Une histoire de sextos agite la Flandre et plusieurs de ses «bekende Vlamingen»

Une histoire de sextos agite la Flandre et plusieurs de ses «bekende Vlamingen»

Depuis la semaine dernière, plusieurs images explicites d’au moins trois Flamands connus, des « Bekende Vlamingen », dont Stan Van Samang et Peter Van de Veire, circulent sur les réseaux sociaux. Le chanteur flamand Stan Van Samang a annoncé avoir déposé une plainte jeudi après-midi.

Dans une première réaction, Van de Veire veut « raconter sa part de l’histoire ». Il y souligne qu’il s’agit d’images de la sphère privée. « Nous sommes en 2020. Dans ce pays, vous n’êtes pas autorisé à transmettre des images privées sans autorisation. La transmission d’images de sextos sans autorisation est punie par la loi.

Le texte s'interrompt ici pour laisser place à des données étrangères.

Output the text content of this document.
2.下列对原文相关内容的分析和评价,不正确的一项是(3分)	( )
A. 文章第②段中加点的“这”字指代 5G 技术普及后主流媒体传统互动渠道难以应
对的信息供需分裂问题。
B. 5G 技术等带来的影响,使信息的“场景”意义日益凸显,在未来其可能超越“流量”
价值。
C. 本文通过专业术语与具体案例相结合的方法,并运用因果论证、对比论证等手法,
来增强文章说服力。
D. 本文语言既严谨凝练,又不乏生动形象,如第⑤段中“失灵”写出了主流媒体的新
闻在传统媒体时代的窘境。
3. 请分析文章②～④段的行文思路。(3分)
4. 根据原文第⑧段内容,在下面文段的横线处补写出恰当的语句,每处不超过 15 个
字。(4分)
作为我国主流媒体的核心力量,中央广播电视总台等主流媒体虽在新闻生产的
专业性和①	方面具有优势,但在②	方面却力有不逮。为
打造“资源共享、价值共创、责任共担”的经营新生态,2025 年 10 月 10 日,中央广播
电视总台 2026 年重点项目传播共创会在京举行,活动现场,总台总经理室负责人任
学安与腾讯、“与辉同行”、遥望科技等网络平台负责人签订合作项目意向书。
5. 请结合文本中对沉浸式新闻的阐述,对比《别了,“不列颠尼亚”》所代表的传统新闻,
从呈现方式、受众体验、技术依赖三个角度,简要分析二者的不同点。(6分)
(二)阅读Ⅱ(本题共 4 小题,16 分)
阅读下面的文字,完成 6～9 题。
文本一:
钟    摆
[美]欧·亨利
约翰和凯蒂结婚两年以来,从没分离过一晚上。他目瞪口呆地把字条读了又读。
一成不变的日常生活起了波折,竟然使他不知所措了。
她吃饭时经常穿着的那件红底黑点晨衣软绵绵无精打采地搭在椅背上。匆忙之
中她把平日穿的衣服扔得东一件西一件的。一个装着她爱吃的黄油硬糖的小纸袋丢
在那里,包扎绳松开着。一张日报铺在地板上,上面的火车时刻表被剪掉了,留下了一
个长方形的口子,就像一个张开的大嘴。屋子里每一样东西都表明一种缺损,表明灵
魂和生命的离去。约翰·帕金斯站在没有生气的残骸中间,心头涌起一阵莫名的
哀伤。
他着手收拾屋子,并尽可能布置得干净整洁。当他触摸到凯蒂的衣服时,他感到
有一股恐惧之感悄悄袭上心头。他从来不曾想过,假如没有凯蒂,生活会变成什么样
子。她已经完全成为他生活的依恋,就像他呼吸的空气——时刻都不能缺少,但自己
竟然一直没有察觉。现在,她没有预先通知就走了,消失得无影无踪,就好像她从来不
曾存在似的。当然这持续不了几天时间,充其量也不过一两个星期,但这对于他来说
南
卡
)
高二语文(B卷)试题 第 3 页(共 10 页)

« J’ai parlé aux gens. J’ai crié. J’ai pleuré. J’ai appris. J’ai beaucoup réfléchi. Et maintenant, j’ai parlé. Pour vous faire réfléchir. Sur les conséquences de ce qui se passe en ce moment. Vous pensez que je suis un criminel ? Un pervers ? Un pervers ? Mettez-vous devant votre miroir aujourd’hui. Parce que vous vouliez voir ces photos, n’est-ce pas ? Aussi un peu pervers… Vous vouliez les envoyer à tous ceux que vous connaissez. Eh bien… C’est vraiment criminel… Ressentez-vous cette honte… Sentez ce que j’ai ressenti. Ce que nous avons ressenti. Et ce que vous ne voulez jamais ressentir… Parce qu’honnêtement ? Il s’agit de notre sexualité personnelle. Et ça, c’est privé. La nôtre. »

« Transmettre des images privées à quelqu’un d’autre est tout sauf innocent », prévient l’avocat John Maes, expert en droit pénal. « Il y a même des peines de prison allant jusqu’à cinq ans. Il vaut donc mieux y réfléchir à deux fois avant d’envoyer les images à un ami ou une petite amie ».

Maes admet qu’il est très difficile de suivre les diffuseurs. « Les photos et les vidéos étaient généralement distribuées via WhatsApp, il est presque impossible pour la police de trouver les distributeurs. Mais si vous envoyez la photo à quelqu’un et que cette personne va à la police, vous avez un problème ».

En principe, les entreprises concernées peuvent demander au tribunal de supprimer immédiatement les images explicites ou de les rendre inaccessibles. « Mais malheureusement, cela n’aidera pas beaucoup dans cette situation », poursuit M. Maes. « Les images ont déjà été tellement diffusées via WhatsApp que le nettoyage avec le robinet serait ouvert. La loi s’applique principalement lorsque les images apparaissent sur des sites web, il est donc plus facile de supprimer leur diffusion. Mais par le biais des médias sociaux, il me semble que c’est une chose impossible à faire ».